One interesting note: one of the judges on the case was former Supreme Court Justice Sandra Day O’Connor.
The defendant was convicted for the production and possession of child pornography.
The case started when the police received the defendant emailed photos of his ex-girlfriend’s (GF1) 14 year old sister to another ex-girlfriend (GF2). GF2 knew the defendant’s email password, and told GF1. GF1 accessed the defendant’s email account and found pictures of the 14 year old “in pornographic poses,” and also “apparently snorting cocaine with a minor male, T.J.”
The images were reported to the police. The police viewed printouts of the emails and also interviewed the minor girl and the minor boy depicted. The children claimed that the photos were taken with the defendant’s cell phone, and that the defendant “had supplied them with cocaine, alcohol and psilocybin mushrooms.”

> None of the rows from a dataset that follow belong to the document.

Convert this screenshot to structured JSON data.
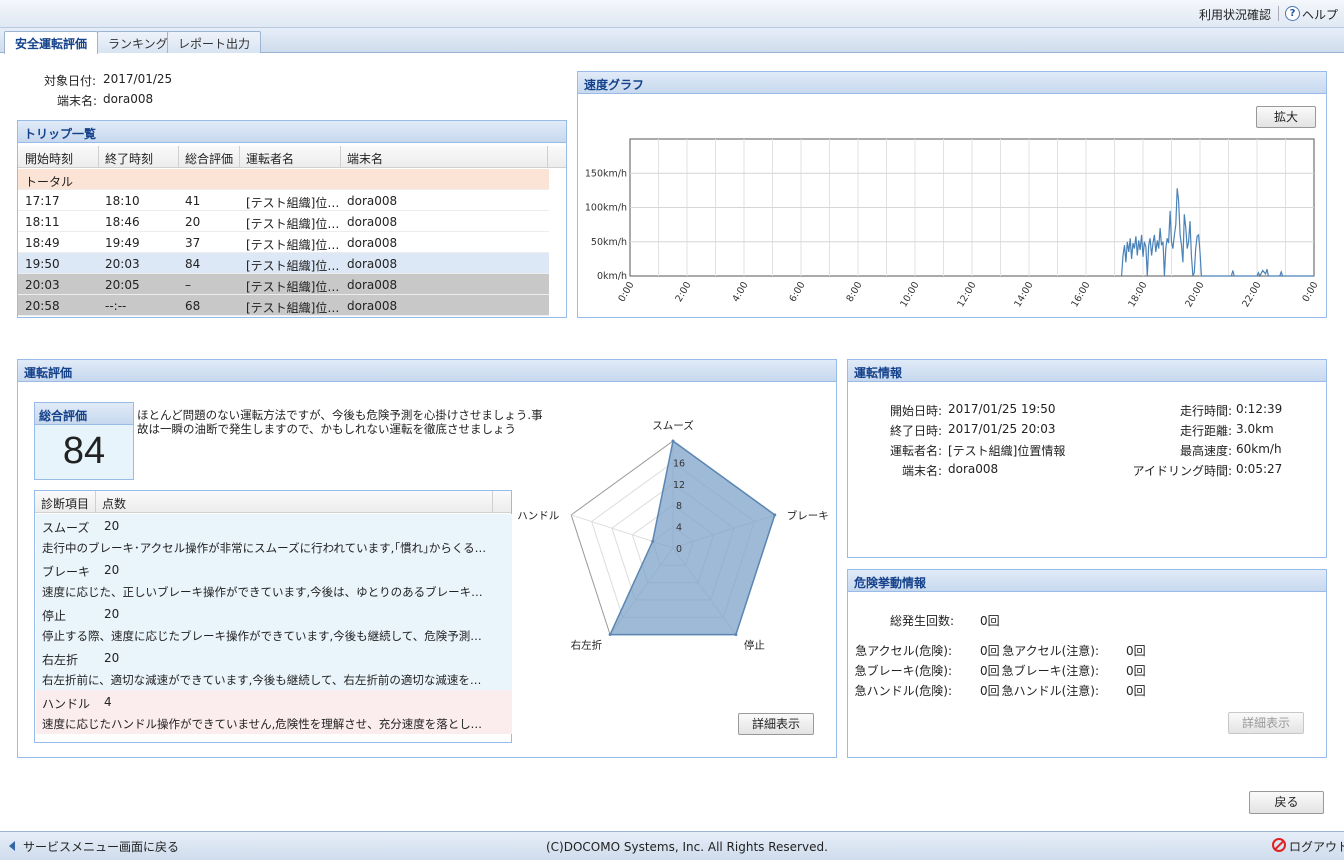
{
  "topbar": {
    "usage_label": "利用状況確認",
    "help_label": "ヘルプ"
  },
  "tabs": [
    "安全運転評価",
    "ランキング",
    "レポート出力"
  ],
  "header": {
    "date_label": "対象日付:",
    "date_value": "2017/01/25",
    "terminal_label": "端末名:",
    "terminal_value": "dora008"
  },
  "trips": {
    "title": "トリップ一覧",
    "columns": [
      "開始時刻",
      "終了時刻",
      "総合評価",
      "運転者名",
      "端末名"
    ],
    "total_label": "トータル",
    "rows": [
      [
        "17:17",
        "18:10",
        "41",
        "[テスト組織]位…",
        "dora008"
      ],
      [
        "18:11",
        "18:46",
        "20",
        "[テスト組織]位…",
        "dora008"
      ],
      [
        "18:49",
        "19:49",
        "37",
        "[テスト組織]位…",
        "dora008"
      ],
      [
        "19:50",
        "20:03",
        "84",
        "[テスト組織]位…",
        "dora008"
      ],
      [
        "20:03",
        "20:05",
        "–",
        "[テスト組織]位…",
        "dora008"
      ],
      [
        "20:58",
        "--:--",
        "68",
        "[テスト組織]位…",
        "dora008"
      ]
    ]
  },
  "speed": {
    "title": "速度グラフ",
    "zoom_label": "拡大"
  },
  "chart_data": {
    "type": "line",
    "y_ticks": [
      "0km/h",
      "50km/h",
      "100km/h",
      "150km/h"
    ],
    "ylim": [
      0,
      200
    ],
    "x_ticks": [
      "0:00",
      "2:00",
      "4:00",
      "6:00",
      "8:00",
      "10:00",
      "12:00",
      "14:00",
      "16:00",
      "18:00",
      "20:00",
      "22:00",
      "0:00"
    ],
    "xlim_hours": [
      0,
      24
    ],
    "series": [
      {
        "color": "#4a82b8",
        "points": [
          [
            17.25,
            0
          ],
          [
            17.3,
            30
          ],
          [
            17.35,
            45
          ],
          [
            17.4,
            20
          ],
          [
            17.45,
            50
          ],
          [
            17.5,
            35
          ],
          [
            17.55,
            55
          ],
          [
            17.6,
            25
          ],
          [
            17.65,
            48
          ],
          [
            17.7,
            40
          ],
          [
            17.75,
            58
          ],
          [
            17.8,
            30
          ],
          [
            17.85,
            52
          ],
          [
            17.9,
            38
          ],
          [
            17.95,
            60
          ],
          [
            18.0,
            28
          ],
          [
            18.05,
            50
          ],
          [
            18.1,
            42
          ],
          [
            18.15,
            0
          ],
          [
            18.2,
            45
          ],
          [
            18.25,
            55
          ],
          [
            18.3,
            30
          ],
          [
            18.35,
            48
          ],
          [
            18.4,
            60
          ],
          [
            18.45,
            35
          ],
          [
            18.5,
            52
          ],
          [
            18.55,
            40
          ],
          [
            18.6,
            70
          ],
          [
            18.65,
            45
          ],
          [
            18.7,
            50
          ],
          [
            18.75,
            0
          ],
          [
            18.8,
            40
          ],
          [
            18.85,
            55
          ],
          [
            18.9,
            48
          ],
          [
            18.95,
            95
          ],
          [
            19.0,
            50
          ],
          [
            19.05,
            40
          ],
          [
            19.1,
            60
          ],
          [
            19.15,
            75
          ],
          [
            19.2,
            128
          ],
          [
            19.25,
            110
          ],
          [
            19.3,
            60
          ],
          [
            19.35,
            45
          ],
          [
            19.4,
            20
          ],
          [
            19.45,
            90
          ],
          [
            19.5,
            70
          ],
          [
            19.55,
            40
          ],
          [
            19.6,
            50
          ],
          [
            19.65,
            80
          ],
          [
            19.7,
            30
          ],
          [
            19.75,
            0
          ],
          [
            19.8,
            5
          ],
          [
            19.85,
            40
          ],
          [
            19.9,
            58
          ],
          [
            19.95,
            60
          ],
          [
            20.0,
            35
          ],
          [
            20.05,
            0
          ],
          [
            21.1,
            0
          ],
          [
            21.15,
            8
          ],
          [
            21.2,
            0
          ],
          [
            22.0,
            0
          ],
          [
            22.05,
            5
          ],
          [
            22.1,
            0
          ],
          [
            22.2,
            8
          ],
          [
            22.3,
            3
          ],
          [
            22.35,
            10
          ],
          [
            22.4,
            0
          ],
          [
            22.8,
            0
          ],
          [
            22.85,
            6
          ],
          [
            22.9,
            0
          ],
          [
            24.0,
            0
          ]
        ]
      }
    ]
  },
  "evaluation": {
    "title": "運転評価",
    "score_label": "総合評価",
    "score_value": "84",
    "comment_line1": "ほとんど問題のない運転方法ですが、今後も危険予測を心掛けさせましょう.事",
    "comment_line2": "故は一瞬の油断で発生しますので、かもしれない運転を徹底させましょう",
    "grid_headers": [
      "診断項目",
      "点数"
    ],
    "items": [
      {
        "name": "スムーズ",
        "score": "20",
        "text": "走行中のブレーキ･アクセル操作が非常にスムーズに行われています,｢慣れ｣からくる｢漫然運転｣には十分注意させましょう"
      },
      {
        "name": "ブレーキ",
        "score": "20",
        "text": "速度に応じた、正しいブレーキ操作ができています,今後は、ゆとりのあるブレーキ操作に加え、周囲の状況に注意させましょう"
      },
      {
        "name": "停止",
        "score": "20",
        "text": "停止する際、速度に応じたブレーキ操作ができています,今後も継続して、危険予測と速度に応じた停止を心掛けさせましょう"
      },
      {
        "name": "右左折",
        "score": "20",
        "text": "右左折前に、適切な減速ができています,今後も継続して、右左折前の適切な減速を心掛けさせましょう"
      },
      {
        "name": "ハンドル",
        "score": "4",
        "text": "速度に応じたハンドル操作ができていません,危険性を理解させ、充分速度を落としてからハンドル操作させましょう"
      }
    ],
    "detail_label": "詳細表示"
  },
  "radar": {
    "axes": [
      "スムーズ",
      "ブレーキ",
      "停止",
      "右左折",
      "ハンドル"
    ],
    "values": [
      20,
      20,
      20,
      20,
      4
    ],
    "max": 20,
    "ticks": [
      "0",
      "4",
      "8",
      "12",
      "16"
    ],
    "fill": "#7fa3c8",
    "stroke": "#5b86b3"
  },
  "drive_info": {
    "title": "運転情報",
    "left": [
      {
        "label": "開始日時:",
        "value": "2017/01/25 19:50"
      },
      {
        "label": "終了日時:",
        "value": "2017/01/25 20:03"
      },
      {
        "label": "運転者名:",
        "value": "[テスト組織]位置情報"
      },
      {
        "label": "端末名:",
        "value": "dora008"
      }
    ],
    "right": [
      {
        "label": "走行時間:",
        "value": "0:12:39"
      },
      {
        "label": "走行距離:",
        "value": "3.0km"
      },
      {
        "label": "最高速度:",
        "value": "60km/h"
      },
      {
        "label": "アイドリング時間:",
        "value": "0:05:27"
      }
    ]
  },
  "danger": {
    "title": "危険挙動情報",
    "total_label": "総発生回数:",
    "total_value": "0回",
    "rows": [
      {
        "l1": "急アクセル(危険):",
        "v1": "0回",
        "l2": "急アクセル(注意):",
        "v2": "0回"
      },
      {
        "l1": "急ブレーキ(危険):",
        "v1": "0回",
        "l2": "急ブレーキ(注意):",
        "v2": "0回"
      },
      {
        "l1": "急ハンドル(危険):",
        "v1": "0回",
        "l2": "急ハンドル(注意):",
        "v2": "0回"
      }
    ],
    "detail_label": "詳細表示"
  },
  "back_label": "戻る",
  "footer": {
    "menu_label": "サービスメニュー画面に戻る",
    "copyright": "(C)DOCOMO Systems, Inc. All Rights Reserved.",
    "logout_label": "ログアウト"
  },
  "colors": {
    "row_total": "#fbe3d5",
    "row_selected": "#dde8f6",
    "row_gray": "#c8c8c8",
    "diag_blue": "#eaf4fb",
    "diag_pink": "#fbecee",
    "score_box": "#e8f4fc"
  }
}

While a search warrant was being prepared, officers who were watching the home stopped the defendant “told him that he was not free to leave, that he was the subject of a criminal investigation, and that the police were in the process of applying for a search warrant for his house.” The officers claimed this was necessary to prevent the destruction of evidence on a cell phone while a warrant was being obtained.
A search warrant was obtained and incriminating evidence was found.
The defendant challenged the warrant in part by arguing that “law enforcement officers did not independently verify that the cell phone and email accounts belonged to him.” This argument was rejected. The court believed it was sufficient for the officers to view the evidence and obtain statements from those who had accessed the email accounts.
The most interesting argument raised by the defendant, I believe, is the legality of his detention prior to the police obtaining a warrant. However, the court did not address this issue because the evidence obtained during this delay did not have a substantial impact of the trial, in part because “there was overwhelming evidence that [the defendant] possessed and produced child pornography.”
In this case, keeping an eye on the defendant for a limited period of time while a warrant is obtained is likely justified once the defendant is aware of a criminal investigation. Not only could evidence have been removed from a cell phone, but it appears that the email accounts could have been accessed through any Internet connection.